La vie est un cadeau dont il faut chérir chaque instant, chaque moment, profiter du moment présent et non toujours penser à ce qui va arriver demain et la semaine prochaine. Quand j’étais petite, l’année scolaire me semblait interminable. J’avais tellement hâte à l’été de congé qui malheureusement passait comme l’éclair. Quand ma mère me disait « profite de ton temps à l’école, tu es bien et tu ne le sais pas », oh mon dieu que je détestais ça! Et je me fâchais toujours. L’école à mes yeux, c’était poche et les profs étaient plates, etc… Mais aujourd’hui, c’est devenu mon discours pour mes enfants, hihihi!
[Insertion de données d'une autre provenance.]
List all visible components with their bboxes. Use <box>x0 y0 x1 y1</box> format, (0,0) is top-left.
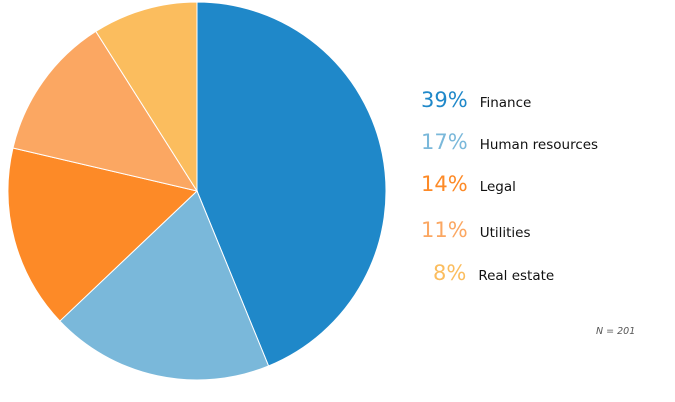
legend-item-utilities: 11% Utilities <box>421 218 531 242</box>
pie-slice-human-resources <box>59 190 270 381</box>
legend-percent: 8% <box>433 261 467 285</box>
legend-percent: 14% <box>421 172 468 196</box>
pie-slice-legal <box>7 147 199 322</box>
pie-slice-utilities <box>12 30 199 192</box>
legend-label: Real estate <box>478 268 555 284</box>
legend-item-human-resources: 17% Human resources <box>421 130 598 154</box>
legend-item-real-estate: 8% Real estate <box>433 261 554 285</box>
legend-label: Utilities <box>479 225 531 241</box>
sample-size-note: N = 201 <box>596 326 636 337</box>
legend-percent: 11% <box>421 218 468 242</box>
legend-label: Finance <box>479 95 532 111</box>
legend-label: Legal <box>479 179 516 195</box>
pie-slice-finance <box>196 1 387 367</box>
pie-slice-real-estate <box>95 1 198 193</box>
legend-percent: 17% <box>421 130 468 154</box>
legend-item-legal: 14% Legal <box>421 172 516 196</box>
legend-label: Human resources <box>479 137 599 153</box>
legend-percent: 39% <box>421 88 468 112</box>
legend-item-finance: 39% Finance <box>421 88 531 112</box>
Quand mes enfants étaient petits, elle me disait : « profites-en, cela passe beaucoup trop vite. » Quand l’enfant marche à quatre pattes, on veut qu’il se lève pour marcher debout, on a hâte qu’il soit propre, plus de couche et ce qu’on réalise c’est que oups!!! Mon fils est en secondaire 5 et ma fille commence le secondaire 1! Il me semble que je retournerais au moment où je les berçais pour les endormir. Celui où ils venaient me voir pour les consoler, leur chanter des chansons pour rire.

La semaine dernière, une personne que j’aimais beaucoup nous a quittés vraiment trop tôt et le lendemain matin, un petit garçon est né. C’est ainsi le cycle de la vie. Une personne meurt et une autre vient au monde. C’est une roue qui tourne : on naît, on vieillit et on ne peut rien y faire, sinon de profiter de la chance de vivre chaque instant de notre vie.

Aujourd’hui, je n’ai plus peur de vieillir, car même si je vais avoir bientôt 39 ans, je me sens encore comme si j’avais 18 ans. Je connais beaucoup de gens qui sont partis trop tôt qui auraient voulu vieillir, partager plus de moments avec ceux qu’ils aimaient. Alors toi qui es en santé, profite de chaque moment! Que ce soit le matin où tu bois ton café ou le beau coucher de soleil à regarder, assister à la naissance d’un bébé ou le départ d’une personne aimée. C’est ça la vie et je vais la vivre pour tous ceux qui n’ont plus cette chance.

Et vous, avez-vous peur de vieillir?